Coyne downplays the religious undertones of the Lips' recent music, but the philosophical tilt of songs such as "Do You Realize?" and "Waitin' for a Superman" from 2000's "The Soft Bulletin" (which comprised most of the set) and the recent "Yoshimi Battles the Pink Robots" are unmistakable, and their central message could be summed up in the last line of the evening: "The sound they made was love."

Like a postmodern, art-rock, thrift-store version of the Merry Pranksters, the band challenged the Aragon audience to step out of itself and giddily embrace the moment. And the fans respon-ded, gleefully singing along with Coyne as the trio's pre-recorded orchestrations were augmented by longtime bassist Michael Ivins and multi-instrumentalist Steven Drozd, whose guitar, keyboards, and backing vocals are the band's secret weapon (though it was also nice to see him return to hammering the drums on two tunes).

Throughout their set, the Lips were flanked by half a dozen friends dressed as cartoon characters (a giant bunny, a big penguin), who led the crowd in its cheerleading and shined spotlights on the performers.

Meanwhile, several giant disco balls cast shafts of light through the aging ballroom, Leonard Bernstein conducted an imaginary orchestra on a giant video screen, and Coyne hurled countless handfuls of colorful confetti into the crowd to punctuate key lines of the songs.

The circus had come to town, but the spectacle was secondary to the music, and it all held great promise for the Lips' upcoming collaboration with Beck. (The group will open for him at the Chicago Theatre on Oct. 26, then serve as his backing band.)

The second strongest act of the evening opened the show at the early hour of 6 p.m. Kinky is a quintet from Monterrey, Mexico that combines traditional Latin American rhythms with percolating techno dance music.

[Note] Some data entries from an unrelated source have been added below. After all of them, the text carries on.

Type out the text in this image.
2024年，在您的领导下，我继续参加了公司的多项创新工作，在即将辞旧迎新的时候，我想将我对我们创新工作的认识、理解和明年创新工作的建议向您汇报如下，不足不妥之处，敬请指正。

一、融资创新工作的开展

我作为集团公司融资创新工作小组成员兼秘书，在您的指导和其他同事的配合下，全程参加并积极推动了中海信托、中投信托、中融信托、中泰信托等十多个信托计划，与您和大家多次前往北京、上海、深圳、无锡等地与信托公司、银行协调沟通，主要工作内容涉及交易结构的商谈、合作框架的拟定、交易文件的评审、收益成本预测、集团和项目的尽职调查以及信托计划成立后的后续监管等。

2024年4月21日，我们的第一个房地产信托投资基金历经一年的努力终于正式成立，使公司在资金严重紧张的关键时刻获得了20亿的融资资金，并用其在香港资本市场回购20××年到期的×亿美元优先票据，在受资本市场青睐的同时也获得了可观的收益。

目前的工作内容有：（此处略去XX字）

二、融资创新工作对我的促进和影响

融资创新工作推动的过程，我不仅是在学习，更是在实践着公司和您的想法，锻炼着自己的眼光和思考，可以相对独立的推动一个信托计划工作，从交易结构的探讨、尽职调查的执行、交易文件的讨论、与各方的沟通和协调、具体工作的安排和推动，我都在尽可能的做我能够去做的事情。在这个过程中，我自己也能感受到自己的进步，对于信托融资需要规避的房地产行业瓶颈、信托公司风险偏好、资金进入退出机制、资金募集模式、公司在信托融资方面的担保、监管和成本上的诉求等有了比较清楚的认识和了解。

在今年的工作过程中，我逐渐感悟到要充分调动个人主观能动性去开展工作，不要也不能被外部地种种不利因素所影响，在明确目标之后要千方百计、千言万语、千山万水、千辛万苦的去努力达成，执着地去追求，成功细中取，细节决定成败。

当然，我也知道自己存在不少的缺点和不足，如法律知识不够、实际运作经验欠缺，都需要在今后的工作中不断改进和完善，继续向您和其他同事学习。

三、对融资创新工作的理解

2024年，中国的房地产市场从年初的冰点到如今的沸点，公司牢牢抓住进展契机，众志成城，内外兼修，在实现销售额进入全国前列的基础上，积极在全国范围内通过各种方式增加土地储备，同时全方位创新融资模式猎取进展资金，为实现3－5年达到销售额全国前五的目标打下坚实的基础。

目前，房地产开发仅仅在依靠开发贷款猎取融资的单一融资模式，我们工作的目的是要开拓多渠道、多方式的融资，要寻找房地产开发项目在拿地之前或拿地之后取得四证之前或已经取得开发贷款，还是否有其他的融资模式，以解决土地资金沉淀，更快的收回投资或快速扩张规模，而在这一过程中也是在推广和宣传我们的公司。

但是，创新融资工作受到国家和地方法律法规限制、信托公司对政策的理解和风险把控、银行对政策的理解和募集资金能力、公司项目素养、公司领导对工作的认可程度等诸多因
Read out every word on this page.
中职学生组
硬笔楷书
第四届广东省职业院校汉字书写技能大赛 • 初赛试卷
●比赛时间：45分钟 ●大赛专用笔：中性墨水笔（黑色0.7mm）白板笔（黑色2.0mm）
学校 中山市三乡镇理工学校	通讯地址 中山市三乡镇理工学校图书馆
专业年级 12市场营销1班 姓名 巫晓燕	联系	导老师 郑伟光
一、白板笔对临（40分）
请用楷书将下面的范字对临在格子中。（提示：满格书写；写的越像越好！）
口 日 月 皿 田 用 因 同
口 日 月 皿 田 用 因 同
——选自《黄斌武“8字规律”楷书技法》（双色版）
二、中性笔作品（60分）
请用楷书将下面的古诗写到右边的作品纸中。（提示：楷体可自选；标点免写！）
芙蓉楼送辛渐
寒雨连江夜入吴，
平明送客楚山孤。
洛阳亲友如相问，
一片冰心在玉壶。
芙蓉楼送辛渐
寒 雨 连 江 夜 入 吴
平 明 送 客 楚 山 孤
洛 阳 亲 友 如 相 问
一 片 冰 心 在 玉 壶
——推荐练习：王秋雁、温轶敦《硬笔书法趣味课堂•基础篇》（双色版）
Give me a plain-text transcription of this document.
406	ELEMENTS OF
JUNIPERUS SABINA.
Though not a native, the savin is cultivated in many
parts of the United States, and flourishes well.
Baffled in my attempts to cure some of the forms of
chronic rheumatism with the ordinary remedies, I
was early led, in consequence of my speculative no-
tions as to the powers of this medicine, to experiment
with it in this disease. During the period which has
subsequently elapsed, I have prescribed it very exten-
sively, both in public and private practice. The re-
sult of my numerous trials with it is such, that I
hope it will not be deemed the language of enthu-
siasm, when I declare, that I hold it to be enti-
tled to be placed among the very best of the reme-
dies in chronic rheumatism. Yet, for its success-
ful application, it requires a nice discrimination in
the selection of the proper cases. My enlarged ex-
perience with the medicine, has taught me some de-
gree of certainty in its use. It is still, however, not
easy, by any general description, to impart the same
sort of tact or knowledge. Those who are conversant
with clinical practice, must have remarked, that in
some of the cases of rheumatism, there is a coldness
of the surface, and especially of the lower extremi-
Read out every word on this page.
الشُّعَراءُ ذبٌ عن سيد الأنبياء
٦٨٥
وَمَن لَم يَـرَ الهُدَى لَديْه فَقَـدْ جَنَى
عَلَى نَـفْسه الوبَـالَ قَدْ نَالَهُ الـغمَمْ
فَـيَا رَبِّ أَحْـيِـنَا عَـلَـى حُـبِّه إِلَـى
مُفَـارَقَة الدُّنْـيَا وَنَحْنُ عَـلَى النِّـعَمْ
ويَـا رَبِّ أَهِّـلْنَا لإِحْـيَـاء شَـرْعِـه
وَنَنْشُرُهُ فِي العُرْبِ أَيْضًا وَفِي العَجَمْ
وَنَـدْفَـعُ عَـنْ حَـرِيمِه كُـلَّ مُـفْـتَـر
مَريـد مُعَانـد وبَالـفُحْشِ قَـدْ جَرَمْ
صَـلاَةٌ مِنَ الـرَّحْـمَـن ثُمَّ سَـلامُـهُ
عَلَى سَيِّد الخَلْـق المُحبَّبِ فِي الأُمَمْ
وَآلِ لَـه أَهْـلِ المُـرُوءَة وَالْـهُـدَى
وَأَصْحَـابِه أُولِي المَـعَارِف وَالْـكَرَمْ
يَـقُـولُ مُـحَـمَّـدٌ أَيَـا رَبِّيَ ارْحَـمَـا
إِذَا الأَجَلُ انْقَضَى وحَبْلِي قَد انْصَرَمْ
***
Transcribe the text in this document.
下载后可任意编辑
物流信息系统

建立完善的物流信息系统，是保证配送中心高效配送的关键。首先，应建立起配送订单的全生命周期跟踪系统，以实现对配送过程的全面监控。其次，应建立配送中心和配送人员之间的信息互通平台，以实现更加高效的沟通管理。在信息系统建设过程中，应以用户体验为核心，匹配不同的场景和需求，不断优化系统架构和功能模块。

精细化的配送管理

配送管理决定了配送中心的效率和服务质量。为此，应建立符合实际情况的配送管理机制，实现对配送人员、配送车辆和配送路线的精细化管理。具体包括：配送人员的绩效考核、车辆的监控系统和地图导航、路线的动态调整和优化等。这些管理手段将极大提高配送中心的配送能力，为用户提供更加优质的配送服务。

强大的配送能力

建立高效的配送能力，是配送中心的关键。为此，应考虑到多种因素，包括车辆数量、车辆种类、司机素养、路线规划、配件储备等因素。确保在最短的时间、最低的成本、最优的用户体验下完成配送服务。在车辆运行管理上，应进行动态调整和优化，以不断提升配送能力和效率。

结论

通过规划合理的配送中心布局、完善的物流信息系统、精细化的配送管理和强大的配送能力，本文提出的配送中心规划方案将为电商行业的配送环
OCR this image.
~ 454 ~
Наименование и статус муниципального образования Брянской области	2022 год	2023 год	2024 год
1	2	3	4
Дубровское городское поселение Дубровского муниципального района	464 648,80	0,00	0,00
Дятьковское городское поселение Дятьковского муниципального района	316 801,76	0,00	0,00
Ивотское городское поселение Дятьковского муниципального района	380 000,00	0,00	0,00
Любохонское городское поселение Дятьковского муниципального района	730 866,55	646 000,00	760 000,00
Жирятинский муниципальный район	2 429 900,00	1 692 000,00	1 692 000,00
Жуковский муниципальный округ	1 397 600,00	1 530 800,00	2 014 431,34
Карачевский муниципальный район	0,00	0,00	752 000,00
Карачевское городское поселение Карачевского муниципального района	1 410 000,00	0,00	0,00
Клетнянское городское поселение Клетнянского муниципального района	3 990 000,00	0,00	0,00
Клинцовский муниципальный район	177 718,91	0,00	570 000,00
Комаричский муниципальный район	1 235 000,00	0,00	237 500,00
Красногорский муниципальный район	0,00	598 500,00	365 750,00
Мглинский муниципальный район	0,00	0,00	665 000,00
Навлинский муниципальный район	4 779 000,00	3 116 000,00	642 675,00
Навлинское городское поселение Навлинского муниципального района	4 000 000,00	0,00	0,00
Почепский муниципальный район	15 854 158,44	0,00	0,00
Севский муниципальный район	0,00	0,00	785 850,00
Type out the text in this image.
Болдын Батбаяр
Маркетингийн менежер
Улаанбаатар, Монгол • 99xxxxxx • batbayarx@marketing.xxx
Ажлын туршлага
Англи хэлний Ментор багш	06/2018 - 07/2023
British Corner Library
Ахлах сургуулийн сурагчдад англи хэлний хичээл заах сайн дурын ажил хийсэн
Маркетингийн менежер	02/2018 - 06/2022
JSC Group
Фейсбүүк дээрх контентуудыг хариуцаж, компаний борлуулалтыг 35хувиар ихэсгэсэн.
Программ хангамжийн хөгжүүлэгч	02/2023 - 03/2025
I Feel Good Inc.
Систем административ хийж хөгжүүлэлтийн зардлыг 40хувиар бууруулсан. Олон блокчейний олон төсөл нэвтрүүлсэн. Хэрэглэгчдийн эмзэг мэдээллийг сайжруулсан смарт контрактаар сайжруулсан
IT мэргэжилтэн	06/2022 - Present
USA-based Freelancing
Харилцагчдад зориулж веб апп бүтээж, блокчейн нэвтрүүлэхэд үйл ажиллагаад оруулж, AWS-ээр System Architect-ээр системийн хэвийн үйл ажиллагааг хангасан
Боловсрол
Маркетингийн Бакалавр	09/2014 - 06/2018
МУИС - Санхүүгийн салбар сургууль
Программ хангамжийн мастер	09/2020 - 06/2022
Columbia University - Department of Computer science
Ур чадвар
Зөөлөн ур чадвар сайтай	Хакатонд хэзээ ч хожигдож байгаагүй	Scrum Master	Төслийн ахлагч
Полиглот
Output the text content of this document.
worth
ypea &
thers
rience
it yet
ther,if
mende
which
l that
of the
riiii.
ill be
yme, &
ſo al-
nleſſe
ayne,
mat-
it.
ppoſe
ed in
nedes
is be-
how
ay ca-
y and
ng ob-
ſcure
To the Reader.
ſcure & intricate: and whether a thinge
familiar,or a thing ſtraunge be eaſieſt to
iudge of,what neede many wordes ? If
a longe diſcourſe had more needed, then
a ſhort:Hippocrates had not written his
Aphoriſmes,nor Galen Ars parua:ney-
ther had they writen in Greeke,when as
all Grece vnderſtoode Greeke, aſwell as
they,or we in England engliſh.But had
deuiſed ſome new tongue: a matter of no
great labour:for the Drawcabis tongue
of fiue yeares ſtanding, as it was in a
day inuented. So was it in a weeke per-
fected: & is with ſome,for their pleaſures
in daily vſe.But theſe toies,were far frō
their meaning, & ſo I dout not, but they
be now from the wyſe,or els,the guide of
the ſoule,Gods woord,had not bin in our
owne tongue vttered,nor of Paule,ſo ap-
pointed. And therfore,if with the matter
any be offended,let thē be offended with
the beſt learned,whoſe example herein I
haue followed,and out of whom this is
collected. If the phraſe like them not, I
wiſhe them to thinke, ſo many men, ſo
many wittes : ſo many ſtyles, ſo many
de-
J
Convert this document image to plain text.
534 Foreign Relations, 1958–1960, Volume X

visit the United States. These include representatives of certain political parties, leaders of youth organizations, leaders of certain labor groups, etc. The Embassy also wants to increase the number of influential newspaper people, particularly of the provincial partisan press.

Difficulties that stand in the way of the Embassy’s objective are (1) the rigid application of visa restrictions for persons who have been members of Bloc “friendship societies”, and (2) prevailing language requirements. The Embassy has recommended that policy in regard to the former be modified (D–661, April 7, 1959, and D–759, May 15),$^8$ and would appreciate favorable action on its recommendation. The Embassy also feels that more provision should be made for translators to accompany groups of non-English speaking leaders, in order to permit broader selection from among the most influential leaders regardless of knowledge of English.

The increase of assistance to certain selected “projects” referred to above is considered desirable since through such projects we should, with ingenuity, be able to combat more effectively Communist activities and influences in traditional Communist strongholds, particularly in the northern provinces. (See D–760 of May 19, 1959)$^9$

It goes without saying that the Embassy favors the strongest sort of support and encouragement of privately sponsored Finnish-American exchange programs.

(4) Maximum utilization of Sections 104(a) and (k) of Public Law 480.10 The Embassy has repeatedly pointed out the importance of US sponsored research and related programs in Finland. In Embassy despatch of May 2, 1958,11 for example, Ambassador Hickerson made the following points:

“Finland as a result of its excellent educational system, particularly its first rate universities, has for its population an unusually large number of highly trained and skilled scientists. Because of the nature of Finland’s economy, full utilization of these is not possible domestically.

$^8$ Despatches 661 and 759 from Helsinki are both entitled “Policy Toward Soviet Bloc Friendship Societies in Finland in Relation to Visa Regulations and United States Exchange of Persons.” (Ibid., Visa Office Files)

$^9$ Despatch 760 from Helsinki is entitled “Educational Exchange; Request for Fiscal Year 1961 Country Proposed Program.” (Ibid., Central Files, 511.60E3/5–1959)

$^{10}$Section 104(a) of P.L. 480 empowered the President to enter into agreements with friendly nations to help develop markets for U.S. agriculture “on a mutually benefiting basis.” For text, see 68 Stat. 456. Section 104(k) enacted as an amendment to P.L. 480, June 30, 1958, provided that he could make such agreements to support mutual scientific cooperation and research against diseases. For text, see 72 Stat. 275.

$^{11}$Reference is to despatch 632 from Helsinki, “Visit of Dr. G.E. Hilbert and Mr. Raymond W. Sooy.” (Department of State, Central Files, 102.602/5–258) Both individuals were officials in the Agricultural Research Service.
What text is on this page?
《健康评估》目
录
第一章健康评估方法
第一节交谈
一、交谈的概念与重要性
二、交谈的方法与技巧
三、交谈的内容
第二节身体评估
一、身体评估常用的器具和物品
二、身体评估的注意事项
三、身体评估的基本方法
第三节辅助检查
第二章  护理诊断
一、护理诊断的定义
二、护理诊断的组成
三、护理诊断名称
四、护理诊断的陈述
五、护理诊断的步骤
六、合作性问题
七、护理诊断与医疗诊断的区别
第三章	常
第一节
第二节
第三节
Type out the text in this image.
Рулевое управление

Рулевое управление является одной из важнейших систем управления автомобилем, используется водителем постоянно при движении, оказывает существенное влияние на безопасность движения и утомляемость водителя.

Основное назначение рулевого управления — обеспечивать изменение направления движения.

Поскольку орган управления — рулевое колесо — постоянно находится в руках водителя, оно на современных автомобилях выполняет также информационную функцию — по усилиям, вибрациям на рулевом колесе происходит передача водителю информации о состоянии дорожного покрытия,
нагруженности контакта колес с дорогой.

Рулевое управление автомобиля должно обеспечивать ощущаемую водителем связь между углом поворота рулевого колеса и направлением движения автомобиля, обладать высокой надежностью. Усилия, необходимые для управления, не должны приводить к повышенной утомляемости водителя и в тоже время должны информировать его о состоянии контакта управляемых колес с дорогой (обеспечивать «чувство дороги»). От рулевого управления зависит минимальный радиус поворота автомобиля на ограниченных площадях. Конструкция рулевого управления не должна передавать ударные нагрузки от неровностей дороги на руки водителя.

During an energetic and hypnotizing set, it was a merger that sounded completely natural, and thoroughly energizing.

Like Cake, Modest Mouse would have been better served by a club setting. Its indie-rock anti-star stage presence was lost at the Aragon, but its droning, trancey guitar-rock (which owes a lot to Built to Spill and, of course, Neil Young) was embraced by the enthusiastic crowd nonetheless.

The long-running hip-hop trio De La Soul also received a heroes' welcome. On the one hand, it was encouraging to see the group performing old-school-style, on a bare stage, relying only on DJ Maceo's hard-pumping rhythms and the fluid rapping of Posdnous and Trugoy.

On the other hand, the reason we love this crew is that it has consistently made amazingly complex, multilayered, psychedelic albums, from the classic "Three Feet High and Rising" through last year's "AOI: Bionix." But there was little hint of those wonderfully colorful "Daisy Age" soundscapes in their spartan stage show.

Tying all of the above together with between-set acoustic performances were the Hackensaw Boys, a traditional hillbilly combo that seemed to have stepped right out of "O Brother, Where Art Thou?"--except for the fact that they invited the crowd (all 4,500 people) to join them after the show in their ramshackle tour bus to smoke some pot.

The Boys were probably joking. But that crack, like the entire evening, underscored that there is more than one way to spread a little sunshine.